With theta and $\phi\in(0,\pi)$, $\theta\in(0,\pi)$,$\psi \in [0,2\pi)$.

Henceforward, we will consider only the unit 3-sphere, with R=1.

Consider a curve in a surface of constant $\psi$ defined by $\sin^2\theta\sin^2\phi=\frac 1 2$. [This is suggested by looking at the situation from joint embedding in $E^4$, but now fully divorced from that embedding]. It is easy to verify that within the stated coordinate bounds, this forms a closed curve (sort of a rounded square). We consider the surface revolution formed by taking this curve through all values of $\psi$. We will demonstrate that the intrinsic geometry of this surface, induced by the spherical metric above, is Euclidean flat. No use of embedding in $E^4$ or any tools beyond the metric will be used. This is, in fact, a complete, smooth, isometric embedding of a flat torus in $S^3$. Note, that only this one size of flat torus can be completely smoothly embedded.

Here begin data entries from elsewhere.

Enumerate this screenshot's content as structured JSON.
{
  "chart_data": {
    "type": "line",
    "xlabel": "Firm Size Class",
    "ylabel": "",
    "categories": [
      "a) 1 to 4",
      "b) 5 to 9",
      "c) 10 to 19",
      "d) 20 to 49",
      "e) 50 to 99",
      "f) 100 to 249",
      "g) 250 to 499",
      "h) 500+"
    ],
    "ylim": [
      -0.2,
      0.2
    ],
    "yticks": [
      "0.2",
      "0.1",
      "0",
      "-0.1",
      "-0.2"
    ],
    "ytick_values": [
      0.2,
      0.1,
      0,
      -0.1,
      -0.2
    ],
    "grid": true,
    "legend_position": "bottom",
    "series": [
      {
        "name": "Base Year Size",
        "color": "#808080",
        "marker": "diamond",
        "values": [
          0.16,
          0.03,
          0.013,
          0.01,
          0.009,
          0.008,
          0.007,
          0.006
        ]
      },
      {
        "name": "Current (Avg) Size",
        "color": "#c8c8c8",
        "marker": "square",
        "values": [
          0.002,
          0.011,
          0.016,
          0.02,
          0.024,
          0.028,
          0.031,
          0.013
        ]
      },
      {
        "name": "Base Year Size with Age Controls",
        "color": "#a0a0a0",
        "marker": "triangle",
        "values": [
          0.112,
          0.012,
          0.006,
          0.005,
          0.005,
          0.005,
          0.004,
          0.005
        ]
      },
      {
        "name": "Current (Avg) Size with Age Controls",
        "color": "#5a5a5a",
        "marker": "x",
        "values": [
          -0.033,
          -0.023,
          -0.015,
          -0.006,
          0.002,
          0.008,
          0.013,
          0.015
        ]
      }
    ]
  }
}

From the curve definition above, we get by differentiation:
$$\sin^2\phi\cos^2\theta~d\theta^2 = \sin^2\theta\cos^2\phi~d\phi^2$$
Or
$$d\phi^2 = \tan^2\phi\cot^2\theta~d\theta^2$$
From the curve definition, we also have $\sin^2\phi=\frac 1 {2 \sin^2\theta}$. From these, after some rearrangements we get:
$$d\phi^2 =\frac {\cot^2\theta} {\sin^2\theta-\cos^2\theta} d\theta^2$$
Plugging this into the spherical metric we get
$$ds^2 = d\theta^2 + \frac {\cos^2\theta} {sin^2\theta-\cos^2\theta} d\theta^2 + \sin^2\theta\sin^2\phi~d\psi^2$$
Using the curve definition in the last term, and rearranging we get:
$$ds^2 = \frac {\sin^2\theta} {\sin^2\theta-\cos^2\theta} d\theta^2 + \frac 1 2 d\psi^2$$
This is the intrinsic metric for the torus induced from the spherical metric, using the inherited hyperspherical coordinates on the torus. However, rather than using $\theta$, it would be better to use a coordinate that is proportional to arclength along the $\theta\phi$ curve. By looking back at the embedding in $E^4$, a guess can be made to try the following simple coordinate change:
$$\cos\theta=\frac 1 {\sqrt 2 } \cos z$$
We have then, $\cos^2\theta=\frac 1 2 \cos^2 z$, and $\sin^2\theta~d\theta^2 = \frac 1 2 \sin^2 z~dz^2$. Plugging this into the prior metric and rearranging gives:
$$ds^2 = \frac 1 2 dz^2 +\frac 1 2 d\psi^2$$
QED. This is the Euclidean flat metric. Recalling that coordinate change can’t change intrinsic geometry, we have demonstrated that the indicated torus surface within the unit 3-sphere is Euclidean flat everywhere.